Luke Muehlhauser, of, but not on behalf of, Open Philanthropy, listed 12 tentative ideas for US AI policy. His attention is drawn to this in major part because of the relatively widespread concern of existential risk. The chance of human society literally ending being caused by AI.
I want to draw attention to his third idea: “Track stocks and flows of cutting-edge chips, and license big clusters,” and suggest that this is more practical and effective than it might first sound.

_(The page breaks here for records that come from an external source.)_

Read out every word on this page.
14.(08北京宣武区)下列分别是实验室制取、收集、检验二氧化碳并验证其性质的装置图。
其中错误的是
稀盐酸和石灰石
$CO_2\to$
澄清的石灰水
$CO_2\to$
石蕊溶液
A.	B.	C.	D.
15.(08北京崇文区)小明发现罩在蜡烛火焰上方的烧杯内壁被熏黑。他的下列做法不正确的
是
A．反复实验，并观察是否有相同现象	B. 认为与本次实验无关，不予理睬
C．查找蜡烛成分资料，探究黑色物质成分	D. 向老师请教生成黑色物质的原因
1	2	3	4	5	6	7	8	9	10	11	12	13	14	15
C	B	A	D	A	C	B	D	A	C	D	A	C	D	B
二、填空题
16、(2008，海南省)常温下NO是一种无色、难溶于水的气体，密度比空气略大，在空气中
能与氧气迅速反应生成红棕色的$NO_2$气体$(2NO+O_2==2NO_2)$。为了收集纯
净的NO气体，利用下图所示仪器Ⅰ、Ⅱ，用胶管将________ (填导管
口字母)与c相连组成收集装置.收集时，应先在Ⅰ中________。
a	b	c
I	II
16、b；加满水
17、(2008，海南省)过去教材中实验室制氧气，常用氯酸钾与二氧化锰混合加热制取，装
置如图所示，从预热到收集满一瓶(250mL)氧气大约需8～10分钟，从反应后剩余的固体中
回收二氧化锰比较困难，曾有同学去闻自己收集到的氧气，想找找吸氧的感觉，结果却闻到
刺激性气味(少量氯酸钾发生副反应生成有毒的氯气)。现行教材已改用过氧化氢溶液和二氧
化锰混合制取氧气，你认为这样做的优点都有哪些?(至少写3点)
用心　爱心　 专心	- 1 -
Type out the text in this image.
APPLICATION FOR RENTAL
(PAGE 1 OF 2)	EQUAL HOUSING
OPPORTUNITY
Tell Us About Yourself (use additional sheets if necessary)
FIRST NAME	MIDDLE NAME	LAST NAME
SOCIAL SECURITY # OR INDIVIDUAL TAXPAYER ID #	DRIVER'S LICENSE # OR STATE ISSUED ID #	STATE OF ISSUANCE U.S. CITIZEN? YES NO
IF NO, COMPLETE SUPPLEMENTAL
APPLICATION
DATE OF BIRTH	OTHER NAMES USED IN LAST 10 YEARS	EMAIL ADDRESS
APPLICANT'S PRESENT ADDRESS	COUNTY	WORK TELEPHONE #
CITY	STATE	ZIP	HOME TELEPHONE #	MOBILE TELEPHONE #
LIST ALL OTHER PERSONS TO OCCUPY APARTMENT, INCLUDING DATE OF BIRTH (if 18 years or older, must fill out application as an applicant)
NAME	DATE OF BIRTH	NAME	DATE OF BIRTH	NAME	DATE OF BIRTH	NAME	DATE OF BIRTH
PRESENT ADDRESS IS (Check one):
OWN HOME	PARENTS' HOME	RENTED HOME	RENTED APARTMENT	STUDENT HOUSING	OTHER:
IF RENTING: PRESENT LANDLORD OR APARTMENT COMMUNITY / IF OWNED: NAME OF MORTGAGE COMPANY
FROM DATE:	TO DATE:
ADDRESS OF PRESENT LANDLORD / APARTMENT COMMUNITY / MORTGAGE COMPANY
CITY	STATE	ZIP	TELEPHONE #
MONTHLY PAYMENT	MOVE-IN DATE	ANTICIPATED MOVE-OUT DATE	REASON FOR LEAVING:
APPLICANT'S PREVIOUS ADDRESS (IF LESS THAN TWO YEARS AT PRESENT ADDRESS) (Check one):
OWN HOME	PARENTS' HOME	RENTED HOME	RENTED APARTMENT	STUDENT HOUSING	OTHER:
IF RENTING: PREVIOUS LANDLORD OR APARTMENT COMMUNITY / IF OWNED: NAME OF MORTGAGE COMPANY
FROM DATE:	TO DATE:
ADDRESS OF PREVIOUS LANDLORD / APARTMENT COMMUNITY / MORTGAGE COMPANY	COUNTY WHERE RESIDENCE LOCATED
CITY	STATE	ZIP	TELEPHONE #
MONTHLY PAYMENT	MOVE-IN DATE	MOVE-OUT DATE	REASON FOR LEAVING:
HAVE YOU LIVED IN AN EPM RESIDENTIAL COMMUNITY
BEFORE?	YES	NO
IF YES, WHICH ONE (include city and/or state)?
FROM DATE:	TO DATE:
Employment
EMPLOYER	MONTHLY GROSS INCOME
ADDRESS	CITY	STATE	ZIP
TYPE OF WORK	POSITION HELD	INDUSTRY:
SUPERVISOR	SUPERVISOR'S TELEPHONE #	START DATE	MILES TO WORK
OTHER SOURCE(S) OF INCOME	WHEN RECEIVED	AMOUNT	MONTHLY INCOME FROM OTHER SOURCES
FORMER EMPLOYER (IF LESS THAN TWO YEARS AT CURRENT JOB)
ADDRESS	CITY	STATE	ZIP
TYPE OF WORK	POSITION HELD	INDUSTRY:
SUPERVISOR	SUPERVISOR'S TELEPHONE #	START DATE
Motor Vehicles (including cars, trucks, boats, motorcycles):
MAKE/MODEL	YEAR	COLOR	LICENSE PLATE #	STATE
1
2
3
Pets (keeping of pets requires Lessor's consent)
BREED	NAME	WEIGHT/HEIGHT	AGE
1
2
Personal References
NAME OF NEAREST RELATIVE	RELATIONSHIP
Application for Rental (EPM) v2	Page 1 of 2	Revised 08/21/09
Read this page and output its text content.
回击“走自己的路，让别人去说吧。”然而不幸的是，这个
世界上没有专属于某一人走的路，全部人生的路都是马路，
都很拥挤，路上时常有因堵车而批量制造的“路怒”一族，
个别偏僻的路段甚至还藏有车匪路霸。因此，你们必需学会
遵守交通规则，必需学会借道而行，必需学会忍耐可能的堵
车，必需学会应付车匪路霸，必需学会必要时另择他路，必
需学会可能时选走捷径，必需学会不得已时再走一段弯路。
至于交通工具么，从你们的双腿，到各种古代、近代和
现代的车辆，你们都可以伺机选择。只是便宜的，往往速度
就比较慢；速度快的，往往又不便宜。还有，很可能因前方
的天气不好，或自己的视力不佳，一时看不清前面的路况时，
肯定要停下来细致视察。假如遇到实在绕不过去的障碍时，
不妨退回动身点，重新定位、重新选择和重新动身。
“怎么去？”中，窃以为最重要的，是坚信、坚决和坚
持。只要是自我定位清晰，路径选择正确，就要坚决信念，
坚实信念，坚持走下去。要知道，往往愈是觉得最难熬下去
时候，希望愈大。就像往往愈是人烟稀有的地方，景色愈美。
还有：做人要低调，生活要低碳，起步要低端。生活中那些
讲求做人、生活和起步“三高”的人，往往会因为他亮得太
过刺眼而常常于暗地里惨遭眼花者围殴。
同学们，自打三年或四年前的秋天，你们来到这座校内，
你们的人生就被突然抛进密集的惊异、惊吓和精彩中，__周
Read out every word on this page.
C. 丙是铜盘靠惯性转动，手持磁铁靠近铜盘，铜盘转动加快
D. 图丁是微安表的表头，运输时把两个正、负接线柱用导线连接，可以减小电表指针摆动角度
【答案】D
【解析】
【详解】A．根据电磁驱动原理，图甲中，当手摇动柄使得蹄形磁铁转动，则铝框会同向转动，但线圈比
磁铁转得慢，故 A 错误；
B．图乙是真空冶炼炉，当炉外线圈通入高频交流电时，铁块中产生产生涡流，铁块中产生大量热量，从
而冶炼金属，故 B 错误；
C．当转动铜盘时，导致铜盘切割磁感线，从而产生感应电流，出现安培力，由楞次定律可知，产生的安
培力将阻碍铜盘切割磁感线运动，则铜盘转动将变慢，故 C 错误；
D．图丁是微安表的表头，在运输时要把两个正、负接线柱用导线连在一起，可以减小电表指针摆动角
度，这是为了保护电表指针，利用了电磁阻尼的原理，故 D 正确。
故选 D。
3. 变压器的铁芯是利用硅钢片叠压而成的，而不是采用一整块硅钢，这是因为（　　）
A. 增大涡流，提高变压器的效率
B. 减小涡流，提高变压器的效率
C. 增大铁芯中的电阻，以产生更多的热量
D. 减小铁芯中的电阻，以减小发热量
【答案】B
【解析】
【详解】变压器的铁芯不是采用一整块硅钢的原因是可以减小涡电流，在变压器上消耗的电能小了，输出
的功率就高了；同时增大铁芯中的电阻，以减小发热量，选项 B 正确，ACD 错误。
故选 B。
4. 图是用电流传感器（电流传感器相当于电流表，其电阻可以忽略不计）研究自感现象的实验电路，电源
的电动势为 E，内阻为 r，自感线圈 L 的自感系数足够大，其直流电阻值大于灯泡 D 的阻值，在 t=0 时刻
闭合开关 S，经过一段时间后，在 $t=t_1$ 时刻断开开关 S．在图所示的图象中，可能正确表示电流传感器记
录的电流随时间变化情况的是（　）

Think about nuclear weapons. The hardest part of building a nuclear weapon is getting the special nuclear materials. There is only a limited number of sources of these materials, so controlling the supply has a lot of leverage in preventing nuclear proliferation. Wouldn’t work as well to prevent chemical or biological weapons of mass destruction, but for nuclear weapons, it’s valuable.
Some classes of AI work require a lot of computation which is hard to do without specific hardware. There are barely a couple of dozen manufacturers, which is not terribly out of line with the number of producers of isotope separation hardware. (And tiny compared to the world’s 15,000 uranium mines.)
There are many bad things that AI can do (or, more properly, can be done with AI) even without massive hardware. Still, some risks seem controllable in this manner.
Would we get further in thinking about mitigating AI risks if we started to think carefully about the individual types of risks rather than talking about them as a single amorphous blob? This is, of course, not a new idea; the IEEE 7000 series that the issues of using AI for credit ratings were rather different from those for autonomous weapon series recognized this more than a decade. Perhaps it is time for such distinction to influence the public discourse.